I wouldn’t log into a service or do anything trusty over an ipfs gateway… Gateways are more a neat hack than the meat of ipfs.
What about the custom domain thing? Is it a redirect or does the browser actually know that it’s a separate domain? (Basically, has anyone tried this yet?)
Yes, that would put some of the security back for some visitors depending on how they visit the site.
If you want to get familiar with IPFS and related internet technologies, your time would be much better spent grabbing the client and jumping in that way. IPFS is a fundamentally different way of approaching the internet that focuses on what you’re getting over who you’re getting it from.
I’ve always shyed away from IPFS for that very reason. Figuring out where to get something based on a file hash sounds computationally hard and overall just slow. I can’t imagine anything like that running on phones, laptops, etc without destroying all hopes of good battery life and reasonable performance.
Maybe it does work, though. I just downloaded it on my laptop and it got warm very fast, but files I tried to get loaded reasonably quickly.
So Clouldfare wants to help decentralisation by… making it more centralised?
if they are adding ipfs nodes, who cares? you can always run your own gateway if you don’t like it.
Does more nodes help IPFS, or is it more nodes that pin content that is more useful? The pull model, where data sits at origin unless pinned, seems like originators of the data would always have the problem of how to distribute it so as not to face the “thundering herd” of initial requesters.
As far as I know the protocol doesn’t actively push blocks around, the various nodes have to request and pull them. That only happens if a client requests the block to the node. The protocol also doesn’t provide incentive for the nodes to keep the data around. I don’t know what is the default retention logic on the actual nodes.

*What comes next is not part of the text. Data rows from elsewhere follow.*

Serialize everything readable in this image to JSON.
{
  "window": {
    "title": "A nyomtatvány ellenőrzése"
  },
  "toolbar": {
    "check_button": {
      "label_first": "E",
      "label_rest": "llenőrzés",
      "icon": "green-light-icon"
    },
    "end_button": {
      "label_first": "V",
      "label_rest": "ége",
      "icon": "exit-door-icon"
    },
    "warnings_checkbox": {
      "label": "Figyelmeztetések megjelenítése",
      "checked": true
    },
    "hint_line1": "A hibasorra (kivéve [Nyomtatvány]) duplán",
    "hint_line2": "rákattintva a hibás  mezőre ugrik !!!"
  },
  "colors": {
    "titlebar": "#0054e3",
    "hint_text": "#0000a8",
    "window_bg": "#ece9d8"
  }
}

In practice what this translates to is that there isn’t much guarantee for data to stay around. Typically a client will want to get the data over HTTP and only address a single gateway (like the CloudFlare one) so the only copies would be in the serving node (your laptop / server) and that single gateway. If your laptop disappears, CloudFlare will probably flush it’s cache at some point and your page will have disappeared entirely.

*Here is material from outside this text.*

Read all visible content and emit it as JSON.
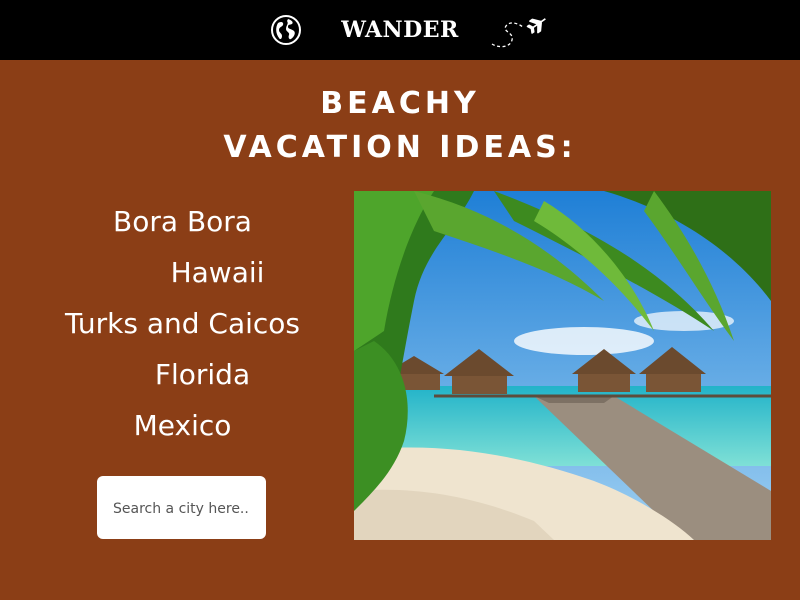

Hopefully in the future the browsers will be talking IPFS directly and store local copies. That way the network would become much more resilient to data loss.
a nice system might be a provider where you pay upfront the lifetime price of hosting something with storage costs extrapolated into the future.
Files should probably devalue over time or maybe be maintained financially by people who want to access them. Eternity is a long time for a single payment.
I believe that the IPFS authors realized the issue with the protocol and that https://filecoin.io/ is one of the answer that they could come up with.
I guess it does make sense. If the Internet does shift to become more decentralized, Cloudflare would want a piece of that pie as well. Worst case nobody uses this service and they close it eventually, and best case they just future-proofed their business.
I also think that having them run an IPFS node is pretty helpful. If there’s a way to translate a website addressed proxied by Cloudflare into a file hash, it would help decentralization.
Anyone tried using ipfs with fuse under OpenBSD?